Elle lui adressa un petit sourire de sympathie. Soulevant sa queue de sirène hors de l'eau, il ne lui fallut que quelques secondes pour retrouver une apparence humaine et... nue. Cachant son corps pour ne pas gêner Raygon, elle le suivit, derrière lui. En silence, elle pensa à ce qui allait se passer après ça. Continuer sa vie de fugitive ou se reprendre en main et tenter de devenir meilleure ?
En quelques minutes, ils furent rendus près du lieu de l'incident. Naïla observa un moment là où la lutte avait eu lieu. Comment être passé de ça à leur situation actuel ? Devait-elle lui faire confiance ou profitait-il juste d'elle pour ne pas mourir ? L'inquiétude qu'elle avait toujours eu quand elle s'attachait à quelqu'un refit son apparition, mais elle chassa ses pensées immédiatement, attrapant son sac, sortant une tenue qui servait habituellement de tenue de secours, au cas où elle tomberait dans l'eau et perdrait ses vêtements.
Enfilant la longue robe beige qu'elle avait, peut-être trop légère de part ce temps, elle enfila sa cape rouge par dessus après avoir mis le sac sur son épaule. Libérant ses cheveux de leur emprisonnement par la commissure de sa robe, elle s'avança doucement vers Raygon. Le regardant un moment, les yeux plantaient dans le sien, elle ne sut quoi dire. Ou plutôt, l'acte qu'elle fit parla de lui même. Elle s'avança vers lui et le serra de nouveau dans ses bras frêle. Durant plusieurs secondes.

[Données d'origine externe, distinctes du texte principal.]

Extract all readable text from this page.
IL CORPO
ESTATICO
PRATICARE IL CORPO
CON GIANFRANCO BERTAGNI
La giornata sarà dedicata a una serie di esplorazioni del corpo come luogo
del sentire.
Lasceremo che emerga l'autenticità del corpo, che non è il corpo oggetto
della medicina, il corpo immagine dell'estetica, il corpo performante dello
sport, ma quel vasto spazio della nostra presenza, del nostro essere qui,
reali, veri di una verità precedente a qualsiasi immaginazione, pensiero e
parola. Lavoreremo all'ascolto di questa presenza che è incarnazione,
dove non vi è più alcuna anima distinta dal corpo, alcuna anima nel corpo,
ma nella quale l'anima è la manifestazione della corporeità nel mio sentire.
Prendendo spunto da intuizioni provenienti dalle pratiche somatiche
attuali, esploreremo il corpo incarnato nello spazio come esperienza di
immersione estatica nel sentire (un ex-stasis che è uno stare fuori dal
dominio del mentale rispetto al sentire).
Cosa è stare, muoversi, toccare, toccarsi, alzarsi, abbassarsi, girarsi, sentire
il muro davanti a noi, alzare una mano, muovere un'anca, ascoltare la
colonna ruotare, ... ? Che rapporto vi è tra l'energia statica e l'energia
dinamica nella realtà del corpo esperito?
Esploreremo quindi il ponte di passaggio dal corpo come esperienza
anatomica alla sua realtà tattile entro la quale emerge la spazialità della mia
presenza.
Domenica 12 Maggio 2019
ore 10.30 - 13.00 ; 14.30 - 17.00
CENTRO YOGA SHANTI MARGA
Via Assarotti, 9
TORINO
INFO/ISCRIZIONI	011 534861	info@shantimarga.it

« Je vais m'en sortir. Comme je le fais toujours. Prends soin de toi, Raygon. »
Elle lui adressa un de ses très rares sourires, certes tout petit, mais c'était déjà énormément pour elle. Retirant sa main de son épaule, elle se recula de quelques pas, lui adressant un dernier regard. Puis, elle pivota et se mit à pénétrer la forêt en trottinant, à destination de la maison d'Aodren dans le village voisin. Elle y serait d'ici une heure, maximum.